Biomécanique respiratoire

La fonction respiratoire est partiellement involontaire. Pour des raisons de clarté, nous diviserons la présentation de la rééducation respiratoire en deux fonctions :

  1. la fonction pulmonaire, qui comprend bronches et tissus pulmonaires ;
  2. la fonction biomécanique, qui comprend la cage thoracique, le diaphragme, le squelette en entier et tous les muscles du corps.

Avec ou sans maladie pulmonaire, la biomécanique joue un rôle capital dans l’efficacité et le confort respiratoire. Pour une efficacité optimale lors des activités quotidiennes, le niveau de tension de tous les muscles du corps, et non seulement des muscles inspiratoires et expiratoires, doit être équilibré.  Par exemple, le niveau de tension des psoas et des carrés des lombes aura un impact majeur sur la lordose lombaire, donc sur l’horizontalité des côtes.  Plus les côtes sont horizontales au repos (et encore plus à l’effort ou à la marche) plus l’inspiration sera courte et l’expiration forcée. Dans ce cas, le centre d’appui sera plus haut et l’équilibre sera sous tension.

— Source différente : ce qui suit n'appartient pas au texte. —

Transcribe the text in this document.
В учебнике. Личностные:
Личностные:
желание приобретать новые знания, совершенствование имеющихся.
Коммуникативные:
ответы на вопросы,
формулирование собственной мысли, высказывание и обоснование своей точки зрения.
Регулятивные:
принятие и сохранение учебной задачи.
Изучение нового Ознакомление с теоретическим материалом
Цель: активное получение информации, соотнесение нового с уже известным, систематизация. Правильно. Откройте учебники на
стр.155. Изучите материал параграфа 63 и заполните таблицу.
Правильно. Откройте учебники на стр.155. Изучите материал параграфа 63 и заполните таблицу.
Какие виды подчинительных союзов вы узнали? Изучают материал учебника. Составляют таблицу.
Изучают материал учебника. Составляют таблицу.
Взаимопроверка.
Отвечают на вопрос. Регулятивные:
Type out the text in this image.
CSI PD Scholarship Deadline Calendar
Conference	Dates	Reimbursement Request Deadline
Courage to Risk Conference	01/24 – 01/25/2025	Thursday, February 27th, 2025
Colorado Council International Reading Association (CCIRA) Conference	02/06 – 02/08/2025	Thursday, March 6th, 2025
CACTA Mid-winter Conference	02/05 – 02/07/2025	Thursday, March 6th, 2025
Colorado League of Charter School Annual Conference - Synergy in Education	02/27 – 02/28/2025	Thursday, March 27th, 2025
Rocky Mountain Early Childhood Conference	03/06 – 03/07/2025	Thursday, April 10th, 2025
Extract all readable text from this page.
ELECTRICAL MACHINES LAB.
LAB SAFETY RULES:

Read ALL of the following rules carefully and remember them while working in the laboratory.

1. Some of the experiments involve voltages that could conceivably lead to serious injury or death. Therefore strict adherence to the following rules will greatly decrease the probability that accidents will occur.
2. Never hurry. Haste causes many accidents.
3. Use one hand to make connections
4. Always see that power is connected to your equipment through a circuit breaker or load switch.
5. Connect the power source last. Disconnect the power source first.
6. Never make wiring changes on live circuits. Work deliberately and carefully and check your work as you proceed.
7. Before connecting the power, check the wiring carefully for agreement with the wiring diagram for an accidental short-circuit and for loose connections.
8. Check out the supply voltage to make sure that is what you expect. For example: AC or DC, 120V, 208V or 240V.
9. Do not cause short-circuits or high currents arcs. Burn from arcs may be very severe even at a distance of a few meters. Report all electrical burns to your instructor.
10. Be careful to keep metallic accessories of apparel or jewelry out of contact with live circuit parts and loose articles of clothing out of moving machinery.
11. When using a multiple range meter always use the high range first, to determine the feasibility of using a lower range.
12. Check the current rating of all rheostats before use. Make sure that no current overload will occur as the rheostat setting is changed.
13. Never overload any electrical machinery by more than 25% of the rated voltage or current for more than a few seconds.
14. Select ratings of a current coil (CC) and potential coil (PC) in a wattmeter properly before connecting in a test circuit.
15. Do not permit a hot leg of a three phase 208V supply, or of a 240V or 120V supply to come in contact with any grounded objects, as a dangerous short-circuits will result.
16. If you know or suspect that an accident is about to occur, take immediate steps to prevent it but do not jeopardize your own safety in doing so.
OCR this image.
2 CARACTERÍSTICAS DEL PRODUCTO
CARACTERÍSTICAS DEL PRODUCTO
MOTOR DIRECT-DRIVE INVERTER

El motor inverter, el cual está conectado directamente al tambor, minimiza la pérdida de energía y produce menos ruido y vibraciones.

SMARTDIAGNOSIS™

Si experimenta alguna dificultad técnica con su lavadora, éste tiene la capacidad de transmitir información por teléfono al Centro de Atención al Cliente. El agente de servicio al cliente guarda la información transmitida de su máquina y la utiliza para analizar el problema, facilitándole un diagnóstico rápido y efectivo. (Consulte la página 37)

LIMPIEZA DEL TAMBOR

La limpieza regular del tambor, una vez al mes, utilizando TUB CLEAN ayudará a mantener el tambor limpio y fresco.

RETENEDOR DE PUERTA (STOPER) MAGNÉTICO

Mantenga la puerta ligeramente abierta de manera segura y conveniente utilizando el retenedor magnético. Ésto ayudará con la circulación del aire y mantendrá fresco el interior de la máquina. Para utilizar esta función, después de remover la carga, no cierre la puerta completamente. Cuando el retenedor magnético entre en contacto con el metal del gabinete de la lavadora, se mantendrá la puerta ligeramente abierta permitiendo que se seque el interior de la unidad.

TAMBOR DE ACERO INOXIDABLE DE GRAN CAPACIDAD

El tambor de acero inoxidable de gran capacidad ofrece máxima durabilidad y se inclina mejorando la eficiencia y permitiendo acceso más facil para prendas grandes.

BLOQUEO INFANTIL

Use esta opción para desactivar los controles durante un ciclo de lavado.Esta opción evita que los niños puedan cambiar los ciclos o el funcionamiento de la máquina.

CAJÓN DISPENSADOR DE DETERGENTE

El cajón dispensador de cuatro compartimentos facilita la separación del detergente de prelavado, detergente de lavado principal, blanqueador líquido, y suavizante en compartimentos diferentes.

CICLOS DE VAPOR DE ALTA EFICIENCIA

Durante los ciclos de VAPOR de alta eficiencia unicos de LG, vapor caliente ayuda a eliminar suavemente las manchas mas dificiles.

Cet équilibre aura un impact sur le mouvement de la cage thoracique et de la colonne vertébrale, donc sur la posture.

Cet équilibre se fait par l’intermédiaire :

  • de la nuque, des épaules et du larynx pour la partie supérieure du corps ;
  • des hanches, du pubis et du sacrum pour la partie inférieure du corps.

En conséquence, une attention doit être portée aux poignets et aux chevilles, qui sont sous tensions permanentes et influencent la stabilité du tronc, du mouvement, de la respiration et de la posture. Par exemple, nous constatons très souvent que des tensions dans les poignets peuvent empêcher d’avoir une respiration adéquate !

Il ne faut donc pas se surprendre que les soignants interviennent par des mobilisations, massages ou exercices sur les mains, les jambes ou les pieds, puisque ce sont les fondements biomécaniques de l’être humain en activité.

Cet équilibre est peut-être fortement perturbé et forcé par le tueur silencieux qu’est le stress chronique. Dans ce cas, les muscles de l’appareil locomoteur ne réagissent plus selon les fonctions anatomiques et physiologiques habituelles et considérées « normales ». Voilà pourquoi il a été nécessaire de développer un concept d’évaluation et d’intervention appelé « bandes anatomiques de stress ».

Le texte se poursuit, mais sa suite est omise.